Diffusion Models for Non-autoregressive Text Generation: A Survey
Yifan Li, Kun Zhou, Wayne Xin Zhao, Ji-Rong Wen
TL;DR
This survey analyzes diffusion-model-based approaches to non-autoregressive text generation, detailing the forward and reverse processes, and distinguishing discrete-token versus continuous-embedding formulations. It surveys core design choices—denoising networks, noise schedules, objective functions, and conditioning strategies—and how PLMs are integrated either as denoisers or via latent-space diffusion, including task-specific pre-training adaptations. The paper highlights key benefits for NAR tasks, such as constrained iterative refinement and intermediate controllability, while summarizing optimization tricks (clamping, self-conditioning, semi-NAR decoding) and training techniques (importance timestep sampling). It concludes with future directions, including tailored noise schedules, better PLM integration, unified multimodal diffusion models, and alignment with human values. Overall, the work provides a structured reference for researchers to design and evaluate diffusion-based NAR text generation systems and to push toward more efficient, controllable, and multimodal capabilities.
Abstract
Non-autoregressive (NAR) text generation has attracted much attention in the field of natural language processing, which greatly reduces the inference latency but has to sacrifice the generation accuracy.

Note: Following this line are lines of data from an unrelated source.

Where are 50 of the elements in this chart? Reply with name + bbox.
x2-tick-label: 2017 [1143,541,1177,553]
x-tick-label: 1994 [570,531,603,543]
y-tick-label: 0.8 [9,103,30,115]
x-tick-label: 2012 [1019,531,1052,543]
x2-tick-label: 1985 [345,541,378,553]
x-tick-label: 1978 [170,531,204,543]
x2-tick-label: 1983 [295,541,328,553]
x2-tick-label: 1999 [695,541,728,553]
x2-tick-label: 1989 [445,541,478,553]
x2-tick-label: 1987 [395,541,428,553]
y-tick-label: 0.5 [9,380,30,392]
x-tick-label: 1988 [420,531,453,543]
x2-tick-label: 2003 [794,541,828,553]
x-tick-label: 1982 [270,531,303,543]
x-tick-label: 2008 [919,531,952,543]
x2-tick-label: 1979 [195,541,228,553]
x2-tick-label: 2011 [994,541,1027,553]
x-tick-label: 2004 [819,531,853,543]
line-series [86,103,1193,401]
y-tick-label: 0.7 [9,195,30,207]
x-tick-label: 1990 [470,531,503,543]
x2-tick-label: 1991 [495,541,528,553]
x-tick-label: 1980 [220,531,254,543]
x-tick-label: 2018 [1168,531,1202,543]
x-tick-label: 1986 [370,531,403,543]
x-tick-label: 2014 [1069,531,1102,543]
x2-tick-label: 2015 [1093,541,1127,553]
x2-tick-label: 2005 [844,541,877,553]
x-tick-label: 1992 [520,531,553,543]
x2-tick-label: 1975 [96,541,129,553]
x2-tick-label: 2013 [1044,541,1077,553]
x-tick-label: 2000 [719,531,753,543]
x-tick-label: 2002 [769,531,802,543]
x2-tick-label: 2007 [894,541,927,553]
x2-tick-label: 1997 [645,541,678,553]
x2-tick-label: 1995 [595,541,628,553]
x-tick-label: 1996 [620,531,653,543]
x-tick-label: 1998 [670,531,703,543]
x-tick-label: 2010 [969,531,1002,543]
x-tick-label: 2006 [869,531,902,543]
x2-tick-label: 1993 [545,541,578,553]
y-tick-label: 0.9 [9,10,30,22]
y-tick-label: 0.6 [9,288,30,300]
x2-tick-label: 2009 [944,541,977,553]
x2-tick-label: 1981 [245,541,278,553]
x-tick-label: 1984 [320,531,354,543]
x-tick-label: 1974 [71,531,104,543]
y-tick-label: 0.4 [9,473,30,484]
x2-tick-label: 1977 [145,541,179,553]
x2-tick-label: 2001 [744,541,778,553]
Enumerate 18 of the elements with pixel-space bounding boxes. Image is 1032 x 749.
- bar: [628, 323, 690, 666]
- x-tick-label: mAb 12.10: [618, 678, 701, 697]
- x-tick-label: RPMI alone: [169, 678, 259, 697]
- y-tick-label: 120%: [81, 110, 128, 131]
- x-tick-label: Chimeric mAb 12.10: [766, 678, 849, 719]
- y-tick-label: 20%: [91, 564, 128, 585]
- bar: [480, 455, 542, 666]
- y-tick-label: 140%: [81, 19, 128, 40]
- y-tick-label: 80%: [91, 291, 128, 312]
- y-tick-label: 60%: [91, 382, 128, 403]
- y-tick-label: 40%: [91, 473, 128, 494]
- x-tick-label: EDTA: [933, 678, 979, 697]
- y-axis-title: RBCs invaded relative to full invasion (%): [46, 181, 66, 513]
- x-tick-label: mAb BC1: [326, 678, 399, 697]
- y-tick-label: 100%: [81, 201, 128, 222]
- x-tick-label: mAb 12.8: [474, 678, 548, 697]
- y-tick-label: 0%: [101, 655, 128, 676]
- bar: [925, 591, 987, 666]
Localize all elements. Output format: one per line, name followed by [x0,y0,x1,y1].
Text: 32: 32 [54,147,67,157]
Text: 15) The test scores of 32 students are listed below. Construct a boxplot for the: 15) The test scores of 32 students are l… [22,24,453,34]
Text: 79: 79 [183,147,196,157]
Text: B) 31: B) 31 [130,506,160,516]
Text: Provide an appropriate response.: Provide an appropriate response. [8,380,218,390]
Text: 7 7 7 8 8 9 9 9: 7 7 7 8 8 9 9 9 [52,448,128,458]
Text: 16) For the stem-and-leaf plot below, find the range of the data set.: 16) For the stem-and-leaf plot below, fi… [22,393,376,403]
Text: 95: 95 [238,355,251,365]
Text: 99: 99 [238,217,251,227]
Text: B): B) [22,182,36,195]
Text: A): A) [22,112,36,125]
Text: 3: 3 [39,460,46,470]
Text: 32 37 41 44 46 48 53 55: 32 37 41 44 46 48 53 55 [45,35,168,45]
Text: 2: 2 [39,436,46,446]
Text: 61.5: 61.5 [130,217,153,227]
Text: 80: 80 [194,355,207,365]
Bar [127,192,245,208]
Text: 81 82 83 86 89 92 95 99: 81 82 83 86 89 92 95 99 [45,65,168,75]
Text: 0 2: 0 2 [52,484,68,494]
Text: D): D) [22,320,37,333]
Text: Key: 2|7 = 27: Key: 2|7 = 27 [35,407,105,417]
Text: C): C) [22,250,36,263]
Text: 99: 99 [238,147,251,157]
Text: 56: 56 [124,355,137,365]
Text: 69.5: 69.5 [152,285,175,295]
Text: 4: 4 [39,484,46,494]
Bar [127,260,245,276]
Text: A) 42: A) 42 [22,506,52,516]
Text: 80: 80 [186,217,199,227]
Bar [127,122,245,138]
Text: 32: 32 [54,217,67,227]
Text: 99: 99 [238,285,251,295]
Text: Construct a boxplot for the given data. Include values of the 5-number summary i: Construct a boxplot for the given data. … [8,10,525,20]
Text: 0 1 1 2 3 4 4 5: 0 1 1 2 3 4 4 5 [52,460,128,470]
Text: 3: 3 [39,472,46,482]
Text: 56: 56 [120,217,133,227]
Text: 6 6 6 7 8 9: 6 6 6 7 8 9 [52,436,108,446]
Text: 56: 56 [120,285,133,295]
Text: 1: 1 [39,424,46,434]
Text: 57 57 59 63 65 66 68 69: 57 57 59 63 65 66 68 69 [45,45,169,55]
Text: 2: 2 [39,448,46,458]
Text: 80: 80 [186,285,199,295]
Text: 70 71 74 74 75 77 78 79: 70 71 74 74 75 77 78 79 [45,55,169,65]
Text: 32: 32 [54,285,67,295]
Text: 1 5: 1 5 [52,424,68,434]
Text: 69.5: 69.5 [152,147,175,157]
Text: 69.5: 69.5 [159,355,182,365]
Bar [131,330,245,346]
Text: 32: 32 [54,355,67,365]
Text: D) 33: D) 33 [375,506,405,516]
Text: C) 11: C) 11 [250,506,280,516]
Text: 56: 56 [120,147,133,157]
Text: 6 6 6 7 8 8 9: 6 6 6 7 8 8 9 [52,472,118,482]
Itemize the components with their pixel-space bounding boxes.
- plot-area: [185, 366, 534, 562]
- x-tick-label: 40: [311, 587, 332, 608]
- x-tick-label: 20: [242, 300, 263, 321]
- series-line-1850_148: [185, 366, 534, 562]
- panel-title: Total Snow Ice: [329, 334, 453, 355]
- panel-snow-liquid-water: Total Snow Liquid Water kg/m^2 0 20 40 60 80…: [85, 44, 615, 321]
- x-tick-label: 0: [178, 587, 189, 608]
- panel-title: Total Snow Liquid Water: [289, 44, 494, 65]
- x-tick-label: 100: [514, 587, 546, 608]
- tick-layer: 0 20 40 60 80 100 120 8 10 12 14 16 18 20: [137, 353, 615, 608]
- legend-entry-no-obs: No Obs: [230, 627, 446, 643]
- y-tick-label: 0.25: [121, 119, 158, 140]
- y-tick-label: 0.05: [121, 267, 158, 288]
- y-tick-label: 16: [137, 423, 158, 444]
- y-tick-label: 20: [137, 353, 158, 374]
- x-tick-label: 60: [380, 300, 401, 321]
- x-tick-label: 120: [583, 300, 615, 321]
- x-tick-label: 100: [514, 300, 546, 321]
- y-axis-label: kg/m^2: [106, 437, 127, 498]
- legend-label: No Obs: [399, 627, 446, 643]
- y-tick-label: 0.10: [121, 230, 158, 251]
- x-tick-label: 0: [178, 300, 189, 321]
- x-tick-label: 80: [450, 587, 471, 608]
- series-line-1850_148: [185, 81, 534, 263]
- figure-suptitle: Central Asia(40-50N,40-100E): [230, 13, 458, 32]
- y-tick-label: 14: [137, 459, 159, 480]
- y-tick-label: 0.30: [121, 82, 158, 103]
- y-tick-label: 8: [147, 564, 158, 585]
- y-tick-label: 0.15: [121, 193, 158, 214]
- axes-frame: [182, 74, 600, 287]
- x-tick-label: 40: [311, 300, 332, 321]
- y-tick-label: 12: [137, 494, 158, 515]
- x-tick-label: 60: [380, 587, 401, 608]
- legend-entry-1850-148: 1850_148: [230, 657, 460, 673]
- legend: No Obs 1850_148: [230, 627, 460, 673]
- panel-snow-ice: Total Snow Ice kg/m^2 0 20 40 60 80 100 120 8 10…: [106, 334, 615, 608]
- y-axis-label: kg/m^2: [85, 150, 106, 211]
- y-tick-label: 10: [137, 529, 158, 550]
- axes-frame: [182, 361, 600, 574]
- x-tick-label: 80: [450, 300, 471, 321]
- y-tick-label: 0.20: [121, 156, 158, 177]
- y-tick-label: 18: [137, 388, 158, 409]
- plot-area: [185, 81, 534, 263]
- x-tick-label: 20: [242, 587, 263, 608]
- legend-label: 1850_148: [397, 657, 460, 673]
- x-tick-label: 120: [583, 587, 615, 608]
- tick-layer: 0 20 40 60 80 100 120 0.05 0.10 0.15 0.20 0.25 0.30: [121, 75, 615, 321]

Recently, diffusion models, a class of latent variable generative models, have been introduced into NAR text generation, showing an improved text generation quality. In this survey, we review the recent progress in diffusion models for NAR text generation. As the background, we first present the general definition of diffusion models and the text diffusion models, and then discuss their merits for NAR generation. As the core content, we further introduce two mainstream diffusion models in existing work of text diffusion, and review the key designs of the diffusion process. Moreover, we discuss the utilization of pre-trained language models (PLMs) for text diffusion models and introduce optimization techniques for text data. Finally, we discuss several promising directions and conclude this paper. Our survey aims to provide researchers with a systematic reference of related research on text diffusion models for NAR generation. We present our collection of text diffusion models at https://github.com/RUCAIBox/Awesome-Text-Diffusion-Models.